Mr. Eugen Lohman who was a bricklayer by trade during the 1930’s and had partners and they had worked on buildings erecting additions onto houses most importantly toilets and bathrooms. This type of updating to houses in the 1930’s was very much supported by the German socialist government under the Adolf Hitler regime. The government of the day provided many grants to various people including my family for updating their living quarters and made itself very popular. Eugen Lohman stepped into Wender & Duerholt in 1939 due to one of the owners wanting to retire. The WE DE history given to me, Eugen Lohman had bought the property Wender & Duerholt including their business. Most timber industry businesses during the war had become suppliers of materials to army camps and hostels and many other camps in the country. In buying Wender & Duerholt, Mr. E. Lohman also inherited some remnants of prefabricated camp building materials, which were used after the war on Wender & Duerholt property for their own workmen’s living quarters, due to the shortage of housing in the district. These camps were later packed and shipped to South Australia for accommodations of their own workmen. Mr. Wilhelm Soens from Remscheid, a World War II returned soldier master joiner by trade, was the foreman in the timber yard since the end of the War II. Wen I started to work for Wender & Duerholt Wilhelm Soens was in charge of pre-cutting and

assembling the materials for the timber frame houses to be sent to Australia.

But at that stage I was not aware of Wender & Duerholt business operation or its owner. The first group of 4 men including the Schneinermeister Wilhelm Soens left by plane in January 1952 to South Australia Port Adelaide project.

(see page 142 to 143) Some time later I realised that Mr. Eugen Lohman was the sole owner of Wender & Duerholt and much later I became aware of his background that Eugen Lohman was a newcomer to the timber housing industry since World War II.

Management noticed that most of the times I arrived in the morning on a motorbike. A supervisor asked me whether I was willing to go out on jobs by myself and travel on my motor bike, if possible straight from home. I said, “Yes”.

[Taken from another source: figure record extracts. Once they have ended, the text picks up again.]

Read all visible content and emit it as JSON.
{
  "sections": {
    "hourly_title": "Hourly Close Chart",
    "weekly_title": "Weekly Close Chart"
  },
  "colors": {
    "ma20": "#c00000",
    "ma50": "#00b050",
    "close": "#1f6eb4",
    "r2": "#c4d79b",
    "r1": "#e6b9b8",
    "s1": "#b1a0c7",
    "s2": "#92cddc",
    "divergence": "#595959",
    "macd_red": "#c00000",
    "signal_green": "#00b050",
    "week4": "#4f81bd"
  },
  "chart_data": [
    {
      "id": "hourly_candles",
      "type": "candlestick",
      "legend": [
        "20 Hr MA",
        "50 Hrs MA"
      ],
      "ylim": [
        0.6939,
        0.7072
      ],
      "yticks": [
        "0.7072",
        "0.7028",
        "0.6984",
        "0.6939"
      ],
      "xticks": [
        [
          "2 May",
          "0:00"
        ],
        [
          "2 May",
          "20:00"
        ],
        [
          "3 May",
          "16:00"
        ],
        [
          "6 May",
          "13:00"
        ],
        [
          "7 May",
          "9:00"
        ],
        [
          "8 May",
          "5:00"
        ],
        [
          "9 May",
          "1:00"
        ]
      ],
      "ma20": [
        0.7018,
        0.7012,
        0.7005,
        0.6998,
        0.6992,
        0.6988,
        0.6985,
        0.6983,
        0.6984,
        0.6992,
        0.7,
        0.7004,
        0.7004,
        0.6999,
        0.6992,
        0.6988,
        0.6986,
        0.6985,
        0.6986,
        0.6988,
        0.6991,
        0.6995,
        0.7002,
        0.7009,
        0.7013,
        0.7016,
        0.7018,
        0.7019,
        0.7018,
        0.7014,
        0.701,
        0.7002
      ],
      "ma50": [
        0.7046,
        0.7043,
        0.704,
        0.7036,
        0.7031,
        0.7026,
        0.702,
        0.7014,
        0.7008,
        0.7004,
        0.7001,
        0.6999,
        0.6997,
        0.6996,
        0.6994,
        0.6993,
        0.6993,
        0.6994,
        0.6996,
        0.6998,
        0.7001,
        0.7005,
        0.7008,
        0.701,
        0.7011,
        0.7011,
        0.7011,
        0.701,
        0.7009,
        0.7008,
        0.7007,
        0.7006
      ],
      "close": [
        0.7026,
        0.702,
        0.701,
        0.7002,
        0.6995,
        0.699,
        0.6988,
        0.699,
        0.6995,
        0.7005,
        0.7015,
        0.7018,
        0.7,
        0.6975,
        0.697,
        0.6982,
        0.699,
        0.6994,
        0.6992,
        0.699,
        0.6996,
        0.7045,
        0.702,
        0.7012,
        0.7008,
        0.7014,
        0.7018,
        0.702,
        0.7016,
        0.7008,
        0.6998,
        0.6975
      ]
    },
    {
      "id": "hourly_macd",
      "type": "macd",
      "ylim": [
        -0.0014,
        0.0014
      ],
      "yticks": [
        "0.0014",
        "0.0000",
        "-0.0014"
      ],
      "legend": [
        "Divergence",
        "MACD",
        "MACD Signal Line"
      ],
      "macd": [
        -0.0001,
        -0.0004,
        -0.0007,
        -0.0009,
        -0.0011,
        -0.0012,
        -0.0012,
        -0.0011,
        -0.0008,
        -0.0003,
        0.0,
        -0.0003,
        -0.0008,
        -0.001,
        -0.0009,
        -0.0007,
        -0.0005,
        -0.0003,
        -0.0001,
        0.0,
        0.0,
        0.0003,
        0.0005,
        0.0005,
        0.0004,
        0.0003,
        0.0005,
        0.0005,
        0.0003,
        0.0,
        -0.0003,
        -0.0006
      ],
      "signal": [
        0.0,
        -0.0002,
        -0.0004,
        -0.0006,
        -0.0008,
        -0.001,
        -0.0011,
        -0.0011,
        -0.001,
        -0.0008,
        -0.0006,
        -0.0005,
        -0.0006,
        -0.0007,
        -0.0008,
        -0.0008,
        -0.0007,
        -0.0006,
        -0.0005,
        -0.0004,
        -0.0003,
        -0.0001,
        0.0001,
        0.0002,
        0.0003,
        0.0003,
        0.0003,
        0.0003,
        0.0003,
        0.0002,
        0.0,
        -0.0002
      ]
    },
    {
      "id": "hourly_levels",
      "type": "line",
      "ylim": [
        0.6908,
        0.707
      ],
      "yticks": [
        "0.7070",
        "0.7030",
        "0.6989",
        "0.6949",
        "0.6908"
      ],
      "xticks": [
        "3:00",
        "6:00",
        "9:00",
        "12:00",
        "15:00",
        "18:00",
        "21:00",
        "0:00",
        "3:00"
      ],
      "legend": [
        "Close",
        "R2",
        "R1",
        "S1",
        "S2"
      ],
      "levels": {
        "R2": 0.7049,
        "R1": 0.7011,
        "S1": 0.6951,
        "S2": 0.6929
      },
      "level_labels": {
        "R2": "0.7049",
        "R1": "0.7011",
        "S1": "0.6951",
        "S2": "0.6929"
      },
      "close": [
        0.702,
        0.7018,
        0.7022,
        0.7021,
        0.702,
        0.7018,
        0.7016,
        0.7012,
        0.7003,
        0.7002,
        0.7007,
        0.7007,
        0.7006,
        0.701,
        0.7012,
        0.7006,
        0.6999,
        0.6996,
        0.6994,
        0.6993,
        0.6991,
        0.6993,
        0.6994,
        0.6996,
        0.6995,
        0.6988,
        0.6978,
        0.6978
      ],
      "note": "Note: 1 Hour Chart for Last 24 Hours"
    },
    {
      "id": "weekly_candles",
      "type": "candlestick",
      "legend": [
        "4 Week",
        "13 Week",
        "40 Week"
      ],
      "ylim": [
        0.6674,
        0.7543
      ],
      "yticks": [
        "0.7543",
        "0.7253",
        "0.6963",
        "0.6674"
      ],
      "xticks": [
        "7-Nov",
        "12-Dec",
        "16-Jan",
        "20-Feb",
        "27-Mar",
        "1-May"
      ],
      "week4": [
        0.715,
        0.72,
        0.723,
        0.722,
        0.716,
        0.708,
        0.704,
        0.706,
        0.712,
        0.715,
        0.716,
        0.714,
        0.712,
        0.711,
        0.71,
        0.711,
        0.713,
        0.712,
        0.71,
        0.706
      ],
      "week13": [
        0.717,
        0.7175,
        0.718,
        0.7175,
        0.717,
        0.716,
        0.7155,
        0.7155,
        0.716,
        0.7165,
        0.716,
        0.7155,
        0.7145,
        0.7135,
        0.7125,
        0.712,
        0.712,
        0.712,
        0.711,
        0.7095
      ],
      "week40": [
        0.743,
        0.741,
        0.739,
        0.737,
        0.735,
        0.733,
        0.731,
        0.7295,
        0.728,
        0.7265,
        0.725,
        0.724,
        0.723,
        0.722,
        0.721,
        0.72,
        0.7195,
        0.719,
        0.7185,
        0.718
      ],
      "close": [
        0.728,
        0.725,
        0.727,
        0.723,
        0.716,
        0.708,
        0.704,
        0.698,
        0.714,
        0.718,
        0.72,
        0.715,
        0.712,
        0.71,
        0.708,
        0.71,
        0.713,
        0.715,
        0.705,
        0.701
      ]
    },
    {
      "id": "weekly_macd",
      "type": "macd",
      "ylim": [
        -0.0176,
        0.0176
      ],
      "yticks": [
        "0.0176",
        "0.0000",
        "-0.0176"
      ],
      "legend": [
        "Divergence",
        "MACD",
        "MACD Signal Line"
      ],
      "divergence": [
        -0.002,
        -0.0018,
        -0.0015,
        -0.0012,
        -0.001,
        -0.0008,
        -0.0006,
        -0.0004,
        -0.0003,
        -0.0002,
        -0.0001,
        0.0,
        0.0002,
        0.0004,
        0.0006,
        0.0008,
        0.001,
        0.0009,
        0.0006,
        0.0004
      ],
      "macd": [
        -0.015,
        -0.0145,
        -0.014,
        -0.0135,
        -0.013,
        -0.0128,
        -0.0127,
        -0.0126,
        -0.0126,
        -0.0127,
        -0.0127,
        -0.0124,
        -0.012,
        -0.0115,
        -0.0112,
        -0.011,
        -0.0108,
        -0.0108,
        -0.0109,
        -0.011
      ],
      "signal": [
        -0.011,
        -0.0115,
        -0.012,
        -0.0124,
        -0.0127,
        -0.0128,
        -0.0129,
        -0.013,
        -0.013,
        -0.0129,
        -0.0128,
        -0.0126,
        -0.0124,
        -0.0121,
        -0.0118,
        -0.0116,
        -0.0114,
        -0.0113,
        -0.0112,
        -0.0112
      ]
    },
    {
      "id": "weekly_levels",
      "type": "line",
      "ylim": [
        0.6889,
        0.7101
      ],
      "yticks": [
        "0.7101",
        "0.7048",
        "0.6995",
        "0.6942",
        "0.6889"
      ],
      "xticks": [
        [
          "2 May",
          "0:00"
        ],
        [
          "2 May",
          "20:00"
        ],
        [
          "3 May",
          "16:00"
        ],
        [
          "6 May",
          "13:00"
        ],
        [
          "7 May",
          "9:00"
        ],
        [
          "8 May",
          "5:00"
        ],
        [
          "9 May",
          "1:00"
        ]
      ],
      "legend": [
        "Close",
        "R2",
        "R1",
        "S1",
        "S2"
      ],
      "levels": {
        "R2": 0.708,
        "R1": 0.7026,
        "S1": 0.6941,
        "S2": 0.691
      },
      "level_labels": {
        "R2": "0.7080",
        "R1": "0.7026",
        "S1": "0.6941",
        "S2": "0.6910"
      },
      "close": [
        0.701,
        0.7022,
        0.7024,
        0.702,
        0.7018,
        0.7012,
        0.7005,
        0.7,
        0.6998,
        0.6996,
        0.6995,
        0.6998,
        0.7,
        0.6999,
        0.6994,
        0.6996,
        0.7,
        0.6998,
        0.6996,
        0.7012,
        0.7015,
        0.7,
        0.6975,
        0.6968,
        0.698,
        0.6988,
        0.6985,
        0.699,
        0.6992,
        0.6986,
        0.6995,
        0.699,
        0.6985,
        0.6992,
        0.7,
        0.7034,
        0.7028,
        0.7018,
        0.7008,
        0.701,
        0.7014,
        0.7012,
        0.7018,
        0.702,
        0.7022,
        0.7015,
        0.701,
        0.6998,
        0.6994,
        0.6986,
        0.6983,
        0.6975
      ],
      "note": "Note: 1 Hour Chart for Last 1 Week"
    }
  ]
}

Little did he know where I lived, nor did he know that I had 32 kilometres to come to work. The day came when he gave me the order to go next morning to Luedenscheid and to install windows in a United Nations Military Barrack. The supervisor handed me all the tools including a Hilti gun, and said; “Take the gear home with you and make sure you are there at 8 in the morning to get the job completed by 5 pm”. It was a long way to travel from Lennep to Luedencheid instead of from Baumhof where I lived to Luedencheid. I finished the job at 3 pm that day, packed the tools into the carry bag and made my way back to the workshop in Lennep. As I drove through the gate and past the office window, it was about 4.30 pm another half-hour to go before clock off time. The supervisor including the foreman came running out of their office before I could get off my bike. I had a heavy load on my little bike. The question was; “What happened, did you finish the job. What is wrong”? My answer was “The job I have finished otherwise I would not be here”. Then the supervisor went back into his office and made phone calls, I think he rang Luedenscheid to find out whether the job was completed. It was only then that I realised the supervisor, Mr. Krueger was the son-in-law to Mr. Eugen Lohman and Eugen Lohman was the owner of Wender & Duerholt. Eugen Lohmann found out at that time where I lived, on a farm called Baumhof some 25 kilometers away. Little did I know at that time of Eugen Lohmann associated friend Robert Schultz a Jude, who had been living in Remschied and had to flee in 1936 to Australian. In Lennep workmate told me that the company had built a timber exhibition house in Holland fully furnished in the late 1940s.(see page 211 to 228). Robert Schultz was introduced to us the first time some weeks after we had arrived in Adelaide as the director of Wender & Duerholt Australia. That picture became clear to me who is who, and who is boss when I arrived in Australia.